Boulder, CO is the home of the used--used books, gear, and bicycles. Even recycled inner tubes from old bicycle wheels (they make handy wallets, turns out).  Climbing shoes are valued for the thick layer of chalk they accumulate, and nothing rides better than a bike constructed of refurbished parts.  Some who knew me growing up may be surprised that I left my shiny career in New York City’s publishing industry for such rough-edged stomping grounds.

I have always been a lover of the new, the modern.  Growing up in a wealthy New York City suburb, I “ooed” and “ahhed” as mansions with great mahogany doors and high, vaulted roofs passed by my mini-van window.  I yearned to someday own the treasure beyond those wrought-iron security gates and freshly mowed acres of manicured bushes and mulched trees.  Perfection lay in the polish of the untouched and unlived.

It was my little brother who changed all that.

A couple of years ago, I did laundry.  This was no ordinary load of laundry.  This load, also contained my brand new Swiss Army pocketknife.  The knife was a shiny black, instead of red, (everyone has the red one) and contained every tool imaginable inside its pocket-sized frame—knife, screwdriver, corkscrew, bottle opener, nail file, scissors, you name it.  It was special, it was mine, and it was brand new.

As I pulled my clothes from the dryer, the knife fell out of the back pocket of my still-warm jeans , a sad shadow of its former self.  The shiny black coating had melted off in the wash, leaving the surface unpolished  and dappled with strange patches where the coating had oozed imperfectly off the black plastic underneath.  I was devastated.

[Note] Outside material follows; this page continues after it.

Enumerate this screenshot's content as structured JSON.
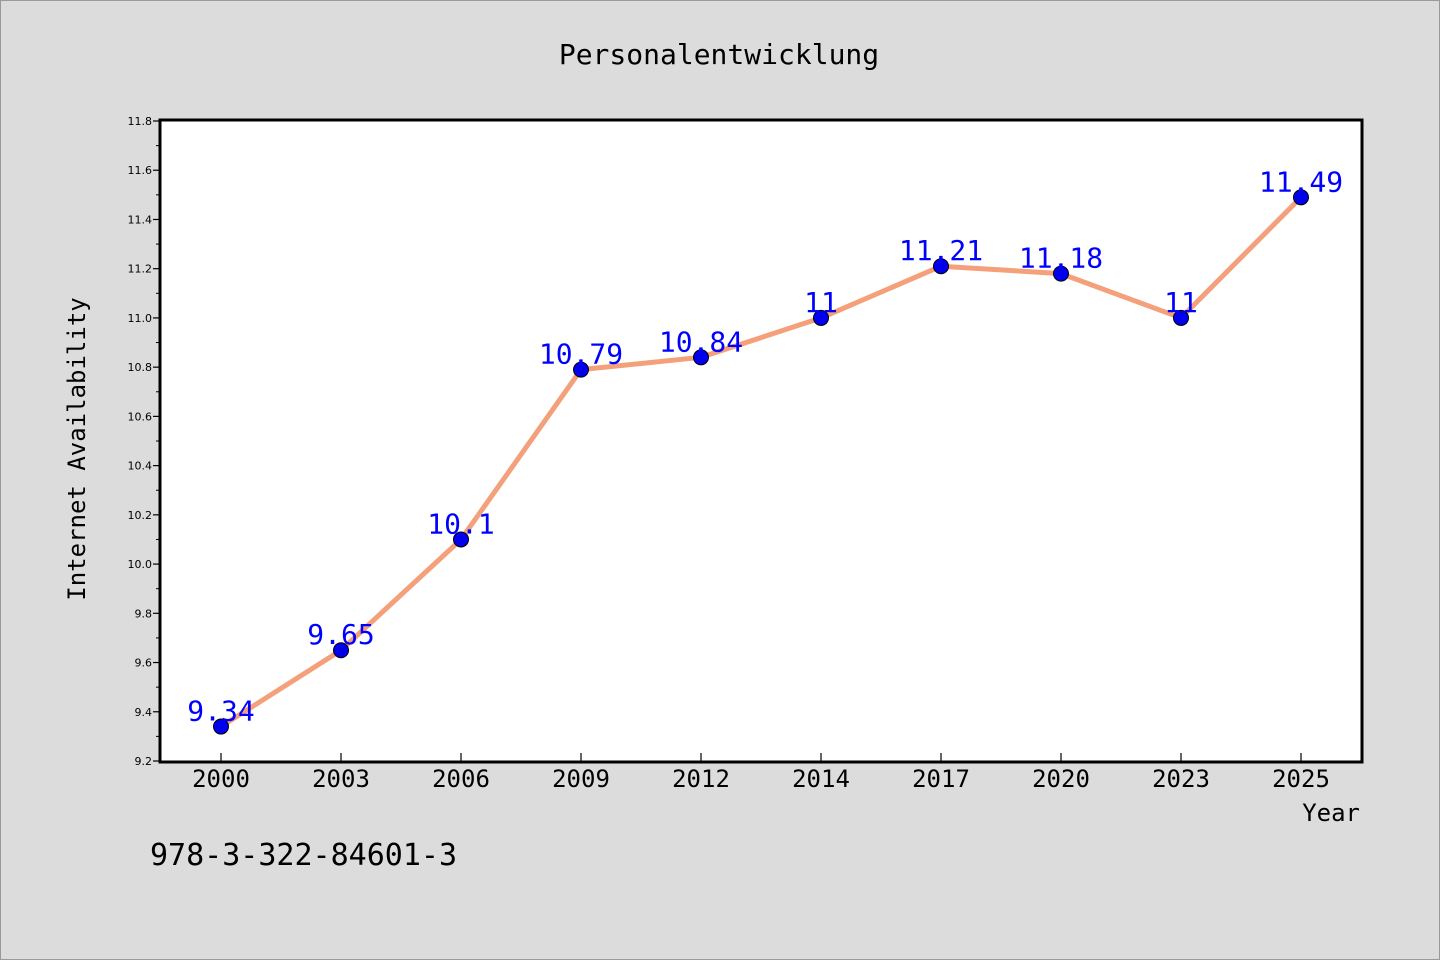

I brought the ruined knife upstairs, where my brother sat reading Plato (no joke) by the fire.  The look on my face was, I’m sure, unmistakable. Luke, one year younger, twice my size, and triple my wisdom. looked at me calmly with bespectacled eyes.  “What happened?” he asked.  Shamefully, I handed him the gruesome knife.

“It’s ruined,” I said, crossing my arms and staring vehemently at the crackling fire.

“What do you mean?”

“I put it through the wash by accident and now it’s ruined.  Unless there’s some way to fix it? Do you think?  Is there such thing as a Swiss Army store? Think they’d gimme a new one!?”  I looked at him desperately, filled with false hope.

“A new one?  Are you kidding me?  I’d give anything for this knife!”  I was confused… Clearly, the knife was busted, ugly to the extreme.

“Does it still work?” He asked, pulling out all its various gadgets one by one and examining them carefully.

“Well, yeah, I guess…”

“It’s a perfectly good knife, Jackie,” he explained. “And it looks way cooler now, like you’ve had it for ages and used it every day.  It’s rugged!”

Rugged.  That was it.  The word that changed it all—the word that gave me permission to release my vanity in favor of authenticity—in favor of a life lived rather than a life desired.  In other words, knives ain’t for lookin’ at. Thanks, Luke.

So it comes as no surprise that my sexy New York job, with all its prestige and promise of pulsing lights and celebrities, didn’t quite work out.  Boulder, re-used, recycled, and re-purposed, is my new-old home.